“不知道…”陈墨的声音带着激动和不确定,“但…这是希望!是王大人…用命换来的…希望!”
山洞内的气氛,因为这意外的发现,仿佛被注入了一丝活力。连昏迷中的老周头,似乎也发出了一声微弱的呓语。
**与此同时。江南腹地。临江城。**
曾经“烟柳画桥,风帘翠幕”的江南水乡明珠,此刻却笼罩在一片令人窒息的死寂与冰寒之中。
高大的城门洞开,吊桥放下。城门内外,不见往日的车水马龙,只有身披幽蓝金属轻甲、面无表情、眼神空洞的“冰卫”如同雕塑般矗立。寒气从他们身上弥漫开来,使得城门洞内凝结着一层厚厚的白霜。
城内,街道空旷得可怕。家家户户门窗紧闭,如同死城。唯有寒风卷过青石板路,带起几片枯叶和零星的纸屑。空气中弥漫着浓烈的血腥味和一种…**尸体被急速冻结后特有的、混合着冰晶的怪异气味**。

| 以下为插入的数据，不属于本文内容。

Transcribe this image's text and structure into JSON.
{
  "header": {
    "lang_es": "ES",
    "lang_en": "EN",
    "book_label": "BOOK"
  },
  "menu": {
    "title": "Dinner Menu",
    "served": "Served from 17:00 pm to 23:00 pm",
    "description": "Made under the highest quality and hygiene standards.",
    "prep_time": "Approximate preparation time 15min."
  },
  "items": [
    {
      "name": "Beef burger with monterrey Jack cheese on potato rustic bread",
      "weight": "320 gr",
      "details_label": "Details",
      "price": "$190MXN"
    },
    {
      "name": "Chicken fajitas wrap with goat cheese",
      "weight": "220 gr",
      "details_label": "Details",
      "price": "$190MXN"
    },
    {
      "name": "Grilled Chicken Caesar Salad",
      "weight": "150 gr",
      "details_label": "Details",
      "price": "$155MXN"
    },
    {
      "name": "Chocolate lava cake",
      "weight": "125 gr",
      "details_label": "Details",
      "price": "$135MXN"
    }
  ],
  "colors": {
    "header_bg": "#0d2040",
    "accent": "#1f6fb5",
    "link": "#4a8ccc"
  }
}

临江城主街两侧,每隔数丈,便矗立着一座座新的“冰雕”。
那些并非艺术品。
而是人。
有身着锦袍、头戴玉冠的谢氏族人,脸上还凝固着临死前的惊愕与不甘;有穿着号衣、试图反抗的家丁护院,保持着搏杀的姿态被永恒冻结;有惊恐奔逃的仆妇、孩童,在绝望的哭喊中被瞬间冰封…男女老少,姿态各异,唯一的共同点是,他们都被一层厚厚的、闪烁着幽蓝光泽的坚冰彻底覆盖,如同琥珀中的昆虫,被永恒地钉在了这片他们曾经生活的土地上。冰层晶莹剔透,甚至能清晰地看到他们脸上最后的表情,那极致的恐惧,成为了这座死城最恐怖的装饰。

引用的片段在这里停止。